This is a bit of a general question but, I recently started paying for a webhost for my website and, once I noticed that the MySQL servers are shared(checked phpmyadmin, it has sent 9GB of data on a total of 15k requests the past hour alone, and has been running for 39 days without a restart) and I only have admin control over my own databases, I started wondering:
How big can a MySQL database become before having issues?(Say, long delays, errors, crashes, etc?) Does anyone have experience with that? Mind you mine runs on MySQL 5.7
CodePudding user response:
The load you describe should be easy for MySQL on a reasonably powerful server.

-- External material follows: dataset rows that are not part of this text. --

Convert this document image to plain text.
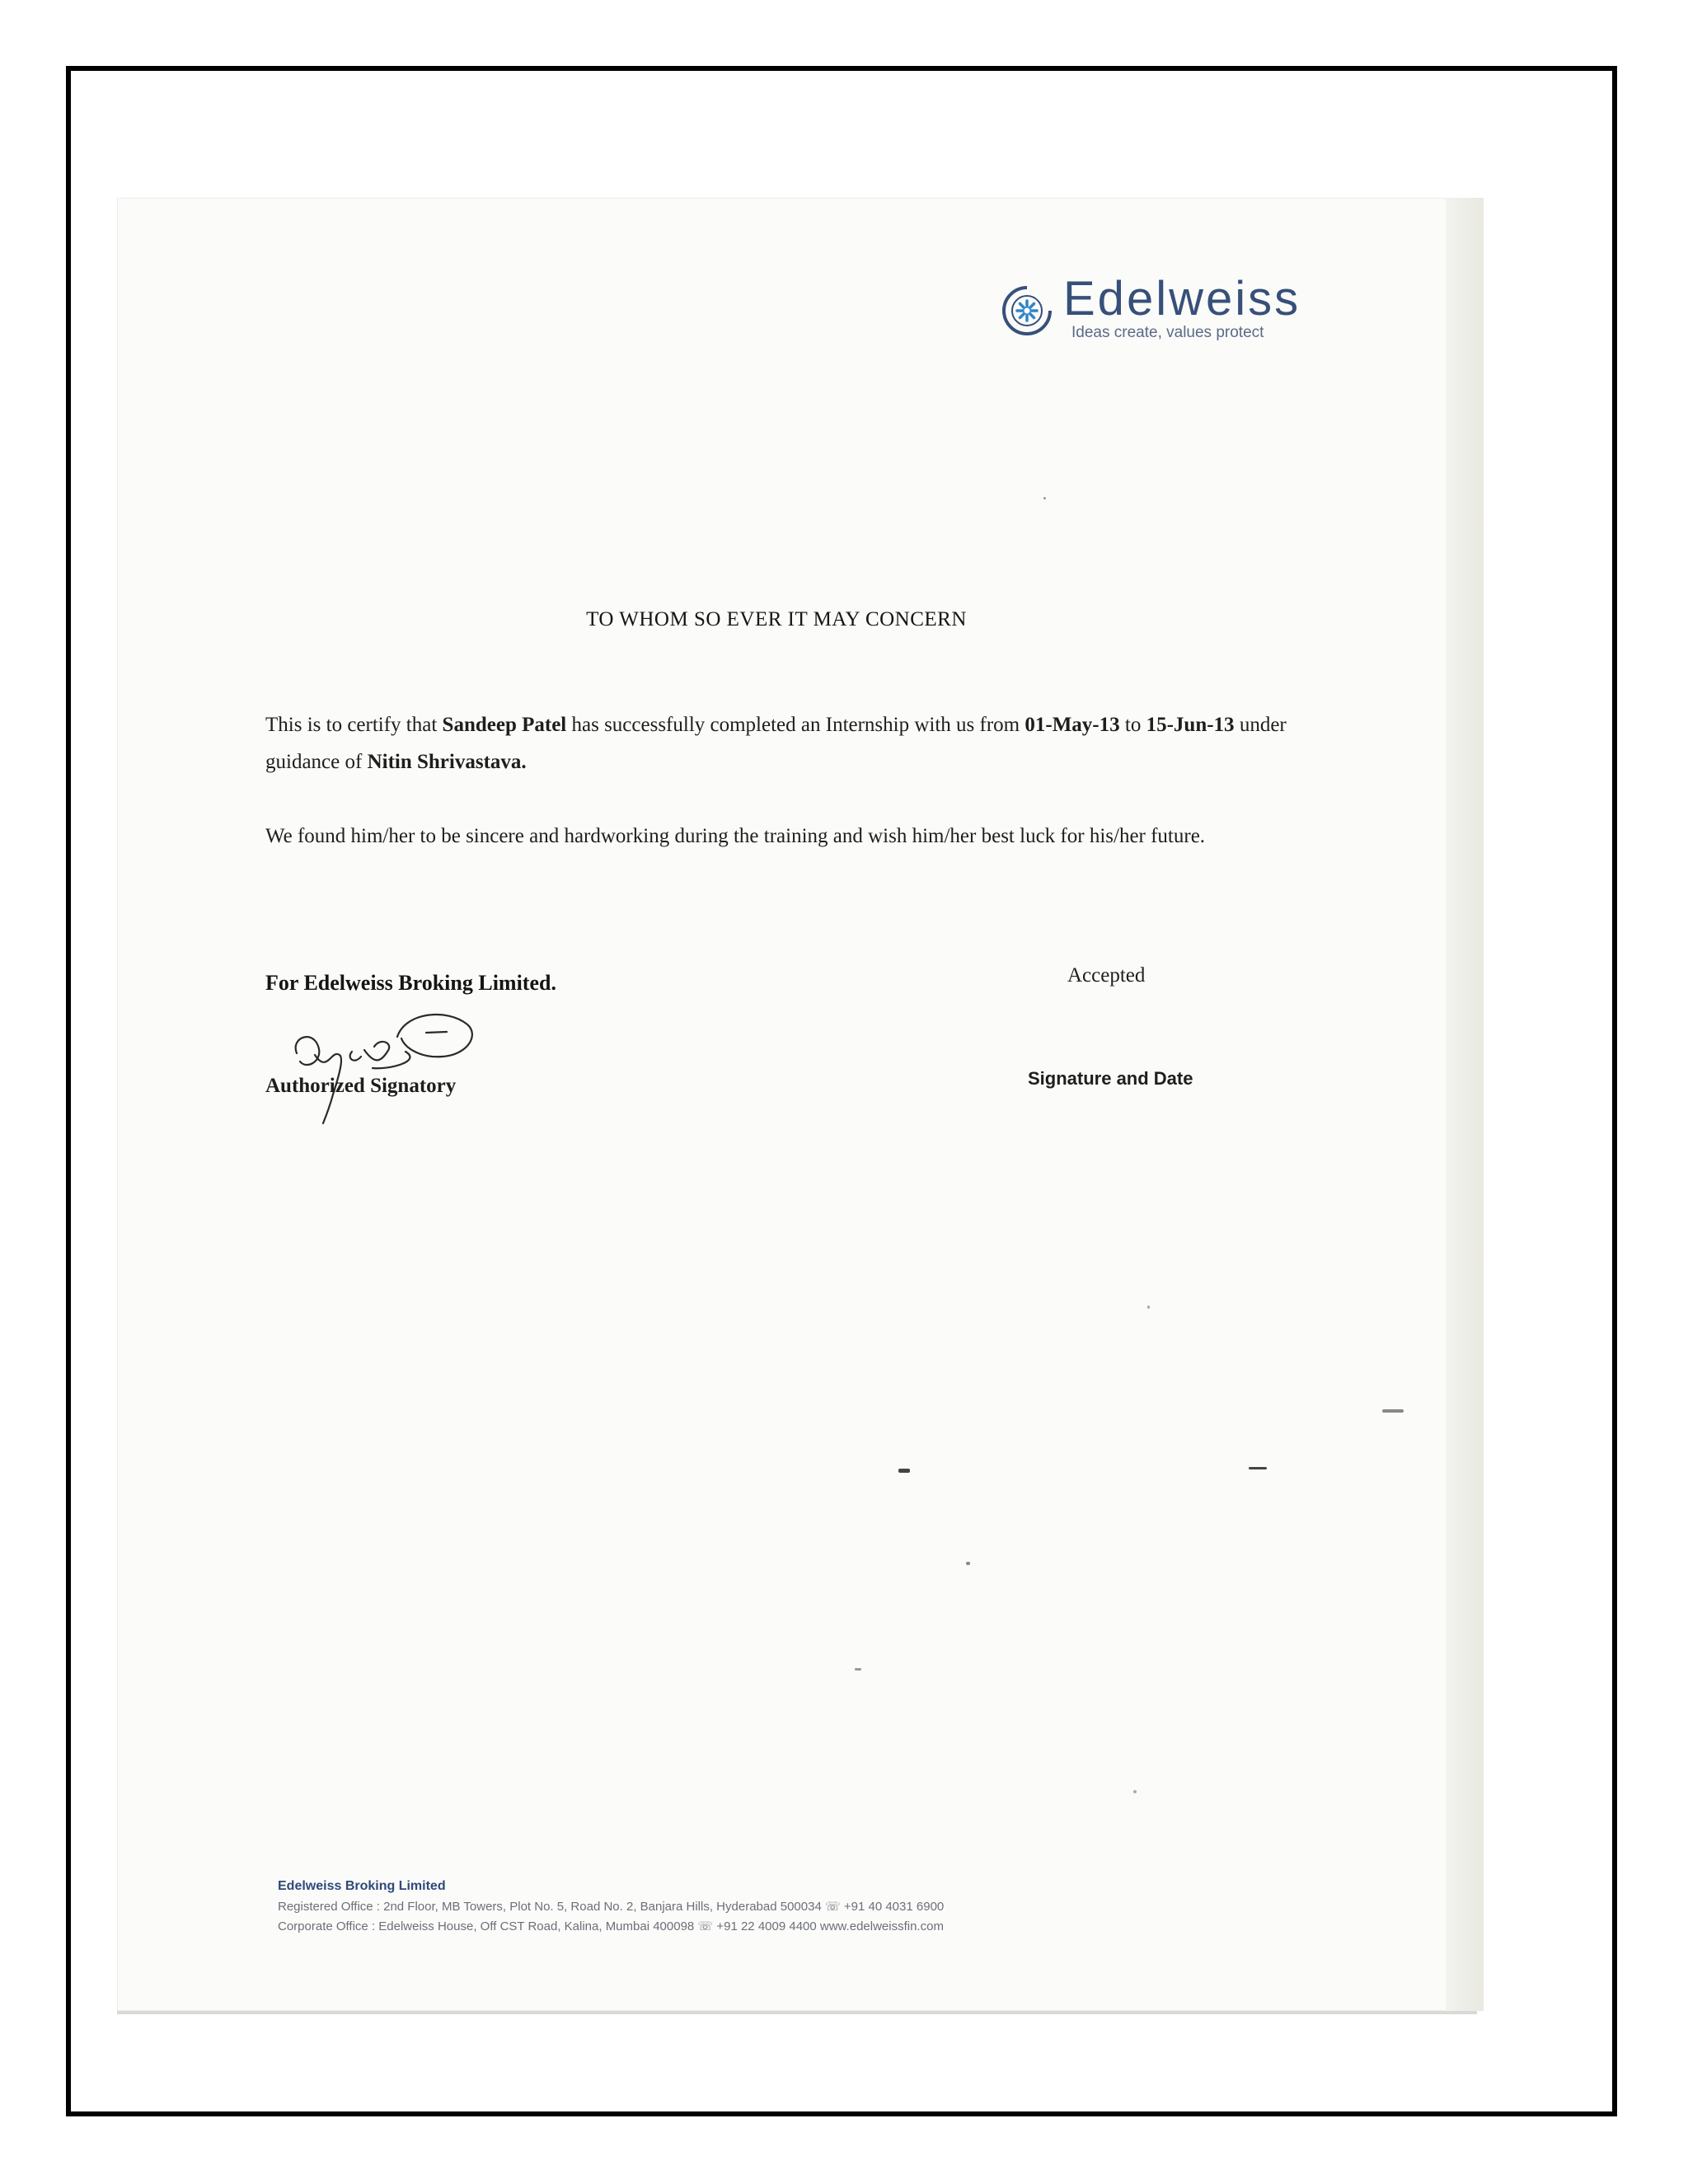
Edelweiss
Ideas create, values protect
TO WHOM SO EVER IT MAY CONCERN
This is to certify that Sandeep Patel has successfully completed an Internship with us from 01-May-13 to 15-Jun-13 under guidance of Nitin Shrivastava.
We found him/her to be sincere and hardworking during the training and wish him/her best luck for his/her future.
For Edelweiss Broking Limited.	Accepted
Authorized Signatory	Signature and Date
Edelweiss Broking Limited
Registered Office : 2nd Floor, MB Towers, Plot No. 5, Road No. 2, Banjara Hills, Hyderabad 500034 ☏ +91 40 4031 6900
Corporate Office : Edelweiss House, Off CST Road, Kalina, Mumbai 400098 ☏ +91 22 4009 4400 www.edelweissfin.com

But it depends on what the queries are, and how well you have optimized.
At my last DBA job, we "gently encouraged" the developers (i.e. alerted them with PagerDuty) if the database size grew over 1TB, or if a single table grew over 512GB, or the queries per second rose over 50k. That's when things started to go south for a typical application workload, if the database and queries were not designed by developers who were especially mindful about optimization. Also the servers were pretty powerful hardware, circa 2020 (48 core Xeon, 256GB RAM, 3TB NVMe storage typically with 2 or 3 physical devices in a RAID).
With more care, it's possible to increase the scale of MySQL a lot higher. With variants like PlanetScale, it can support even more. Cf. https://planetscale.com/blog/one-million-queries-per-second-with-mysql
On the other hand, I saw a photo of one of our NVMe drive literally melted from serving 6k writes per second on a database with half a TB of data. It depends on the types of queries (perhaps it was a faulty NVMe drive).
The only answer that could be useful to you is:
You must load-test your queries on your server.
Also, besides query performance (the only thing most developers care about), you also have to consider database operations. I supported some databases that grew without bound, despite my team's urging the developers to split them up. The result was it would take more than 24 hours to make a backup, which is a problem if there's a policy requirement that backups must be made daily. Also if they wanted to alter a table (e.g. add a column), it could take up to 4 weeks to run.